Chris, Ardian, dan Ravindra tetap berdiri di tempatnya, saling melemparkan tatapan penuh tanya. Chris mengerutkan kening, jelas terlihat khawatir, sementara Ardian menyilangkan tangannya di dada, tatapannya tajam, seolah mencoba mencerna apa yang baru saja terjadi. Ravindra, yang biasanya lebih santai, kali ini tidak melemparkan candaan seperti biasa. Dia hanya melirik kedua temannya, bertanya-tanya dalam diam apa yang sebenarnya sedang terjadi dengan Lily dan Nisha.
"Kayaknya ada yang nggak beres," gumam Chris akhirnya, suaranya terdengar rendah, penuh kegelisahan.

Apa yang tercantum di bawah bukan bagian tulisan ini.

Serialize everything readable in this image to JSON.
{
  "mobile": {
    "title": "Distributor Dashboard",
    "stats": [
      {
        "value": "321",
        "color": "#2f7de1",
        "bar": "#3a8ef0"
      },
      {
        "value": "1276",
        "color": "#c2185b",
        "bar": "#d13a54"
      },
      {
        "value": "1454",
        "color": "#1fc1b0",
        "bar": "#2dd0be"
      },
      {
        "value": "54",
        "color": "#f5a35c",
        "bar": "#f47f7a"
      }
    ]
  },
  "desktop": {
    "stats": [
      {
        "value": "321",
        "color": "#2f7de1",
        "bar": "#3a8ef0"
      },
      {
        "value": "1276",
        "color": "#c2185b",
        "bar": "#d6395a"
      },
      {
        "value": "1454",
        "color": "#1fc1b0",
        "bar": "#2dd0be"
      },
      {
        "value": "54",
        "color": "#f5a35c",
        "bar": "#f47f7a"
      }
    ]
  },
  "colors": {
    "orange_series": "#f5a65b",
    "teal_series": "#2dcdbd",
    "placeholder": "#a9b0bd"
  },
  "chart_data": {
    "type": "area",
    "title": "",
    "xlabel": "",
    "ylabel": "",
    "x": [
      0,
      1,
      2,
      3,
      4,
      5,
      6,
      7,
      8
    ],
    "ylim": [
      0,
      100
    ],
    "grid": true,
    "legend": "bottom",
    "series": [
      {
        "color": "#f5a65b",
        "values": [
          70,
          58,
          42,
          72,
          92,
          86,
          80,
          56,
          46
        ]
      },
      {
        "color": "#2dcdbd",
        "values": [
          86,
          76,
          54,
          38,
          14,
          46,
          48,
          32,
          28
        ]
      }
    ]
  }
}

Ardian hanya mengangguk pelan, sementara Ravindra menghela napas, pandangannya masih tertuju pada punggung Lily dan Nisha yang semakin menjauh. "Kita harus cari tahu apa yang terjadi," ujarnya singkat, tapi tegas.
✎ᝰ.
Pagi ini terasa begitu menyesakkan bagi Lily. Setelah insiden di kantin kemarin, setiap langkahnya menuju kelas seperti menjadi perjalanan panjang yang dipenuhi kecemasan. Tatapan murid-murid di koridor menyayat hatinya. Bisik-bisik di sekitarnya terdengar semakin nyaring, beberapa murid mencuri pandang dengan senyum sinis, sementara yang lain menunduk seolah ikut prihatin namun terlalu takut untuk mendekat.Seorang murid tiba-tiba mendekat, menyenggol bahunya sambil tertawa mengejek. "Gimana rasanya jadi selebriti sekolah, Lil?" ledeknya sebelum berlalu, tawanya terbahak bersama teman-temannya.

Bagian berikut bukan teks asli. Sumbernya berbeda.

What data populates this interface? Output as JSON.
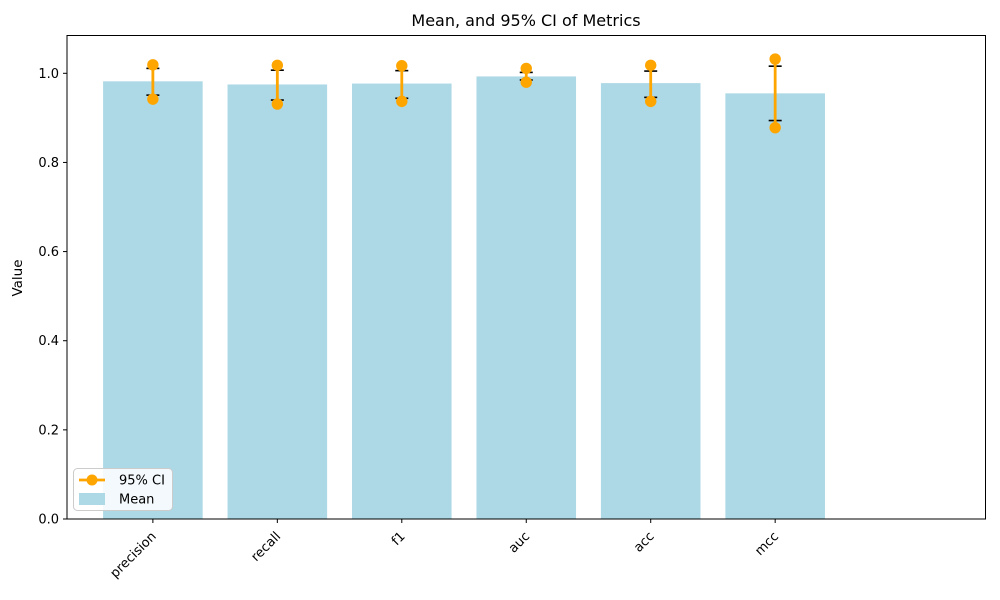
{
  "chart_data": {
    "type": "bar",
    "title": "Mean, and 95% CI of Metrics",
    "xlabel": "",
    "ylabel": "Value",
    "categories": [
      "precision",
      "recall",
      "f1",
      "auc",
      "acc",
      "mcc"
    ],
    "series": [
      {
        "name": "Mean",
        "style": "bar",
        "color": "#ADD8E6",
        "values": [
          0.982,
          0.975,
          0.977,
          0.993,
          0.978,
          0.955
        ]
      },
      {
        "name": "95% CI",
        "style": "dot-range",
        "color": "#FFA500",
        "low": [
          0.942,
          0.931,
          0.937,
          0.98,
          0.937,
          0.878
        ],
        "high": [
          1.019,
          1.018,
          1.017,
          1.011,
          1.018,
          1.032
        ]
      },
      {
        "name": "error-bar",
        "style": "capped-errorbar",
        "color": "#000000",
        "low": [
          0.951,
          0.94,
          0.944,
          0.985,
          0.946,
          0.894
        ],
        "high": [
          1.011,
          1.007,
          1.006,
          1.002,
          1.005,
          1.016
        ]
      }
    ],
    "ylim": [
      0,
      1.085
    ],
    "yticks": [
      "0.0",
      "0.2",
      "0.4",
      "0.6",
      "0.8",
      "1.0"
    ],
    "grid": false,
    "legend": {
      "position": "lower-left",
      "items": [
        {
          "label": "95% CI"
        },
        {
          "label": "Mean"
        }
      ]
    }
  }
}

Lily hanya diam, menundukkan kepala dalam upaya mengabaikan ejekan tersebut, meski hatinya terasa hancur. Tatapan murid-murid lainnya seperti jarum yang menancap di kulitnya, membuat setiap langkah semakin berat. Rambutnya yang kemarin basah karena tumpahan teh tampak lepek. Sebuah foto dari insiden itu kini tersebar di seluruh sekolah—foto yang diambil Laura dengan kejamnya, menunjukkan Lily dalam keadaan basah kuyup dengan ekspresi malu di wajahnya.
Setibanya di kelas, Lily merasa sedikit lega karena teman-teman sekelasnya tidak langsung menghakimi. Namun, ia tahu itu hanya sementara. Nisha, yang sudah menunggunya di sana, segera menghampiri begitu melihat wajah letih Lily. Tatapan penuh kekhawatiran terpancar dari matanya. Dia tahu sahabatnya sudah melihat foto itu.
“Lo udah liat, kan?” Nisha bertanya lembut, suaranya penuh amarah yang terpendam.
Lily hanya mengangguk pelan, tak mampu mengeluarkan kata-kata. Perasaan malu, marah, dan kecewa bercampur aduk dalam dirinya. "Kenapa mereka harus nyebarin kayak gitu?" bisiknya nyaris tak terdengar, matanya mulai basah.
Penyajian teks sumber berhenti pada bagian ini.